The Latest News on Cleanup at Red Devil Mine site
November 7, 2013
|Power plant, shaft house and rotary furnace installation, Red Devil Mine. Kuskokwim Region, Georgetown District, Alaska. September 19, 1943 — at Red Devil, AK.|
Last week, GTC received an update on the cleanup of the abandoned mercury mine located at Red Devil, Red Devil Mine (RDM). The information we got was as follows:
- At this point, the remedial investigation (RI) is almost final.
- The draft feasibility study (FS) has been reviewed – and lays out various remedies for cleanup to address contamination
- BLM is working on a study, trying to develop a mixture to add to the tailings on site
- BLM is planning a removal action for next summer. It will pull contamination back from creek
- BLM will be meeting with the public next spring to talk about that plan.
The Cleanup Process under CERCLA
First it is important to understand that the cleanup at RDM is being conducted under the CERCLA process. The basic outline of events are as follows:
A Remedial Investigation(RI) is conducted to outline what is taking place at the site of interest. Studies are conducted and the problem is identified.
Next a Feasibility Study(FS) is done, identifying 4 possible ways to clean up the RDM site
Once these are complete, a Proposed Plan is issued to the public, basically describing the RI/FS process and outcomes in an understandable manner.
Public comment and community meetings take place following the proposed plan, and once comments are taken into consideration along with all of the other findings,
A Record of Decision (ROD) is issued with the final decision on how to proceed with cleanup at RDM.
So where are we now in this process?
The draft FS was sent from BLM to EPA in April. BLM, EPA and DEC will be conducting meetings soon to discuss comments on that document. Following that, the Final FS will be issued, and that is expected out next summer.
BLM already has a contractor on board to do the proposed plan and Record of Decision (ROD) following the issuance of the FS. Public commenting and community meetings are expected to occur in Feb/March of 2015, prior to the issuance of the ROD.
In the Feasibility Study, there are 4 different alternatives of dealing with the site as a whole that they will need to decide between:
- No action
- Leave tailings where they are, and put up signs and fences around the site, thus reducing the risk of exposure to wildlife and human populations
- Remove the tailings in and next to creek where water leaches tailings – build a repository up above the creek where there is a flat area, move the tailings there and cover it with something to prevent leaching
- Excavate the tailings the same as #3 but barge it out instead of moving it to another location on site.
What about that Mixture they'll add to the site?
As part of alternative #3, there are tailings on site that have high concentrations of Mercury, Antimony and Arsenic. There is a procedure called TCLP (toxicity characteristic leaching procedure) which is designed for municipal landfills that can be applied to the tailings – where you combine a certain chemical with the tailings, let it sit and then filter off the solids and check the solution for the concentration of metals. If it is at a certain level, it is said to have a “toxicity characteristic”. This would give it special regulatory status under the Resource Conservation and Recovery Act (RCRA), where it would need to be handled and disposed of as hazardous waste.

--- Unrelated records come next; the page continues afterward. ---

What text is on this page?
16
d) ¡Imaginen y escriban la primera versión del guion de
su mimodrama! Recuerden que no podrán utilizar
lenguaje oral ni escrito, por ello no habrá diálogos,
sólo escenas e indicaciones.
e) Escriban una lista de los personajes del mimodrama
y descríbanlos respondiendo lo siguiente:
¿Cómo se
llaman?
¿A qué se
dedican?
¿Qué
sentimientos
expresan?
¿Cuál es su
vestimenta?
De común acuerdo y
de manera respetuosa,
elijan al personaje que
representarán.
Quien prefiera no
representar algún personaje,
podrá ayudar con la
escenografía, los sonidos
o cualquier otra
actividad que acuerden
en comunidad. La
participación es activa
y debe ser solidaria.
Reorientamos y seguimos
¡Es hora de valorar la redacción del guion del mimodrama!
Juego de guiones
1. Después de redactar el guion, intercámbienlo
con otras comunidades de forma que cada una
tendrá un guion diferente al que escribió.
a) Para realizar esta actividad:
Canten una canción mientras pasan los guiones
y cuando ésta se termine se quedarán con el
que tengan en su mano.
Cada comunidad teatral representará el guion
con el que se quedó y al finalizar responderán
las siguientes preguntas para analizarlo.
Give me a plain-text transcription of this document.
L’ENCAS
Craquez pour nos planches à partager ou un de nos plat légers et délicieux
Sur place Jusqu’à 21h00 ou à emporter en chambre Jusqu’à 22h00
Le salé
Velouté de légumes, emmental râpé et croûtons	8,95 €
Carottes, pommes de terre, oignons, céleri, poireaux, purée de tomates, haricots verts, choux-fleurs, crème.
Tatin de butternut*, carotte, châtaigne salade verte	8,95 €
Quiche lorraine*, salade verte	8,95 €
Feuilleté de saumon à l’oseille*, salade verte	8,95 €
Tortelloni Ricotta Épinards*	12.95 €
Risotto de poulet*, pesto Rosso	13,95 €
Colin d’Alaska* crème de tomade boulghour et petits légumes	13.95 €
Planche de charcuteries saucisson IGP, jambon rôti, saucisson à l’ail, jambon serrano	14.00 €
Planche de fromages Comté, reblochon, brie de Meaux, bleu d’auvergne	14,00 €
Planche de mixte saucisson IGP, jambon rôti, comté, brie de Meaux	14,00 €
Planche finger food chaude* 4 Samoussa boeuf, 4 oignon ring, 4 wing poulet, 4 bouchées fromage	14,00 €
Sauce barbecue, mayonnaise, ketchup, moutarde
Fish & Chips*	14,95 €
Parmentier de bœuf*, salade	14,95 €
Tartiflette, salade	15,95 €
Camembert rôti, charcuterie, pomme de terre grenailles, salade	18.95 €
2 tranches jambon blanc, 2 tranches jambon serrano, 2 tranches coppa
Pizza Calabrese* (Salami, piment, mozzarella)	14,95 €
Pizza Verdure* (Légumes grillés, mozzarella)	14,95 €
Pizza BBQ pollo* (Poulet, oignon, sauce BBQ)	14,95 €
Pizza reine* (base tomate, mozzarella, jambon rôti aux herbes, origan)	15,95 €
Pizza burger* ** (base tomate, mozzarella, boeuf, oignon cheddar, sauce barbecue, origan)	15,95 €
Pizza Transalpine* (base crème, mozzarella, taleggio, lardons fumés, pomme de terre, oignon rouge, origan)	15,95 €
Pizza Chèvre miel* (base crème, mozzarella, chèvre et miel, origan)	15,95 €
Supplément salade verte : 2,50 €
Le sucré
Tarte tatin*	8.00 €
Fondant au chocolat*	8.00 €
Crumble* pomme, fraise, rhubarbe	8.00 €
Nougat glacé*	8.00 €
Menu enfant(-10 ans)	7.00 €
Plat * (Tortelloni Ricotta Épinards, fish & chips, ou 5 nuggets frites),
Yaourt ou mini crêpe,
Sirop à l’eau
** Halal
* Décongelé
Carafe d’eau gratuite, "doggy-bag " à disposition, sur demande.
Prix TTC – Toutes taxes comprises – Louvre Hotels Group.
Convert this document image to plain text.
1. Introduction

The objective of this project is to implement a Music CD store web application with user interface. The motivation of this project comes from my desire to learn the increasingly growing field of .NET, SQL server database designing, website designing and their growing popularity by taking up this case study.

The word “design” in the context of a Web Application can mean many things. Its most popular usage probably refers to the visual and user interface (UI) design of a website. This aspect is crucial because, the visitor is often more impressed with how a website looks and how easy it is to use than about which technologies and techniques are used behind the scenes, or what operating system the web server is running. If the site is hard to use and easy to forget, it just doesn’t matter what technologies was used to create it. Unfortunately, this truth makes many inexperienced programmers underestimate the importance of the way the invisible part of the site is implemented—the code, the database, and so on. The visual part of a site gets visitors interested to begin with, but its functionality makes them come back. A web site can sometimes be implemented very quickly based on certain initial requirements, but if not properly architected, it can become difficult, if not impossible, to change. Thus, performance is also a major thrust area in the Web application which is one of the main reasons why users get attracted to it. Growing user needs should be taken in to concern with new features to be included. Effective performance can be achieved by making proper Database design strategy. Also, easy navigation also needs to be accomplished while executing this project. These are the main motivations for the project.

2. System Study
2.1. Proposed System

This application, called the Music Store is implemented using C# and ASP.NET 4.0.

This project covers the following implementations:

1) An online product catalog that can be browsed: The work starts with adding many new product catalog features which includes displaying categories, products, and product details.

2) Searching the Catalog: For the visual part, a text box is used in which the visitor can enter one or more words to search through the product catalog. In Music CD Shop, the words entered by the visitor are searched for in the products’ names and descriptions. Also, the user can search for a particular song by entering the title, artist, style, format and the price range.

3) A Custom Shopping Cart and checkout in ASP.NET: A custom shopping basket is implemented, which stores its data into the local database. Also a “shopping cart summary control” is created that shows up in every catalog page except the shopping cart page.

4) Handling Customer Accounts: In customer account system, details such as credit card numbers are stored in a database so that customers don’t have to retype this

This was done to the tailings at RDM and the tailings to the south side of the creek where not a lot of stuff is growing, failed for Arsenic. On the north side of the creek, no samples failed. The tailings that failed this test are now considered hazardous waste and must be handled under RCRA.
There are two kinds of waste under RCRA – listed materials (where RCRA always applies) and materials that display characteristics at a certain level (RCRA applies unless treated to a point where they no longer display these characteristics). The tailings that failed Arsenic tests at RDM are the second of these kinds of waste.
So since some of the tailings are now considered hazardous waste, BLM is doing a treatability study as part of the FS, which is where the “mixture” referred to at the beginning of this article comes in.
BLM took samples of that material last summer, and are looking at solidifying or encapsulating it with a cement type mixture then re-running for TCLP. If it passes, it makes the tailings easier to handle and they wouldn’t need to be disposed of as hazardous waste or given special status under RCRA. If alternative #3 is the route that is chosen, and this proves to be a good way to go, then this is what would be done to all of those tailings.
EARLY ACTION is another term that comes into play when talking about RDM Cleanup.
While working on the site wide strategy, if there is an obvious part of the problem that you can do something about you are allowed to say – here’s the problem right here, we don’t have to wait to do something about this specific issue. This is called an early or interim action. In this case the immediate problem is that the tailings are moving into the creek out into the Kuskokwim River and they need to do something to stop that from happening.
So next summer they plan to move tailings away from the creek. They are focused on creek and material next to creek to prevent movement to the river. Early action would not move tailings OFF SITE , just move them away from the creek.
In order to complete the early action, BLM needs to complete a risk assessment, and develop a document called an engineering evaluation cost analysis (EECA) – which is like a mini RI/FS focused just on that action.
BLM is developing an EECA now and in January, plans to talk with communities about EECA and ethe arly action plan.